The results indicated that with the use of CIS template helped all nurses write in a logical and sequential manner, and document what was observed at the beginning of each shift when writing the nursing assessment. At the end of the shift, nurses wrote duty summary and stated whether changed or unchanged at every shift. Change of condition or events were occurred in 11 cases, but entries were not written as the incidents occurred. They were written at the end of the shift and the time when events occurred were specified. Nurses were encouraged to write timely entries as incidents occurred. However, in clinical situation, prompt provision of care in PNICU setting was to stabilise patients from deterioration, thus retrospective entry was also accepted.
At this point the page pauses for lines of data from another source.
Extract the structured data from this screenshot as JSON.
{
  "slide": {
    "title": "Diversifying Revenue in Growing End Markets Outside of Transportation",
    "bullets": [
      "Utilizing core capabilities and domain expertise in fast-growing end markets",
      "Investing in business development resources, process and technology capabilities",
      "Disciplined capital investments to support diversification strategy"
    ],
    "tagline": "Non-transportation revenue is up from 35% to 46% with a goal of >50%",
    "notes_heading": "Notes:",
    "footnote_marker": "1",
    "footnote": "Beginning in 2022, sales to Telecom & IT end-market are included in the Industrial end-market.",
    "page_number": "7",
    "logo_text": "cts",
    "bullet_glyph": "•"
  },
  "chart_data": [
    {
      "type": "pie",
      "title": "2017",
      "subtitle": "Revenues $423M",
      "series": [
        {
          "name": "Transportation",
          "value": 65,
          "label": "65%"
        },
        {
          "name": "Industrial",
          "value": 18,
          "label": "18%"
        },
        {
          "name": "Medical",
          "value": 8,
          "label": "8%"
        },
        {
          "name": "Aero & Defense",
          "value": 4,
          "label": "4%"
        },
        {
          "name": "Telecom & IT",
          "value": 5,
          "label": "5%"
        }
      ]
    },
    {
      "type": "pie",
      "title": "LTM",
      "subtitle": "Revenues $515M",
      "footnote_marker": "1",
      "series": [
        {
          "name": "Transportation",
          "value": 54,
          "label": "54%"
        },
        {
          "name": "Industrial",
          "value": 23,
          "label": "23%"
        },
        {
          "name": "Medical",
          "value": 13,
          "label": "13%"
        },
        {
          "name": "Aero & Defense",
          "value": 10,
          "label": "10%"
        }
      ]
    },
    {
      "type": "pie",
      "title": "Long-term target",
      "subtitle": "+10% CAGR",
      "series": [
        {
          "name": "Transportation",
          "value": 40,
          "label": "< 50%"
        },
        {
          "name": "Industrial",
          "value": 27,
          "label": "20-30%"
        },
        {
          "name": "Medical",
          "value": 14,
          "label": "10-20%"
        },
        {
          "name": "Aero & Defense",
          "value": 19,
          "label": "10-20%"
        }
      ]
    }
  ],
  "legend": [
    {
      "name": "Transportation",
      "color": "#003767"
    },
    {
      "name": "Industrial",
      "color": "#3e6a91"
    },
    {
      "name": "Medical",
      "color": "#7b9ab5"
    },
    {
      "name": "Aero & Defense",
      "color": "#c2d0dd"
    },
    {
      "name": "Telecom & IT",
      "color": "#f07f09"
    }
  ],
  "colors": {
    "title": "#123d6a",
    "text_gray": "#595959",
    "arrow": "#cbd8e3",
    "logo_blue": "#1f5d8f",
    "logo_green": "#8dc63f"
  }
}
Patient was referred by names in 3 patients’ nurse notes. They were PICU patients and had lived in PICU for a longer period of times. Though it was not required to personalise patients’ account in nursing documentation, it helped to bring the nurses and patients closer.
Furthermore, the educational and/or psychosocial care to patient/family was not recorded in 6 patients’ notes. As parents were allowed to visit PNICU patients after admission, nurses could keep parents informed for updates and consents via phone when required.
In conclusion, modified NMCAT tool was feasible to examine the quality of nursing documentation. It helped to assess nurse notes if they were able to reflect the patients’ progress, change in conditions and respective interventions provided, and their response to treatment.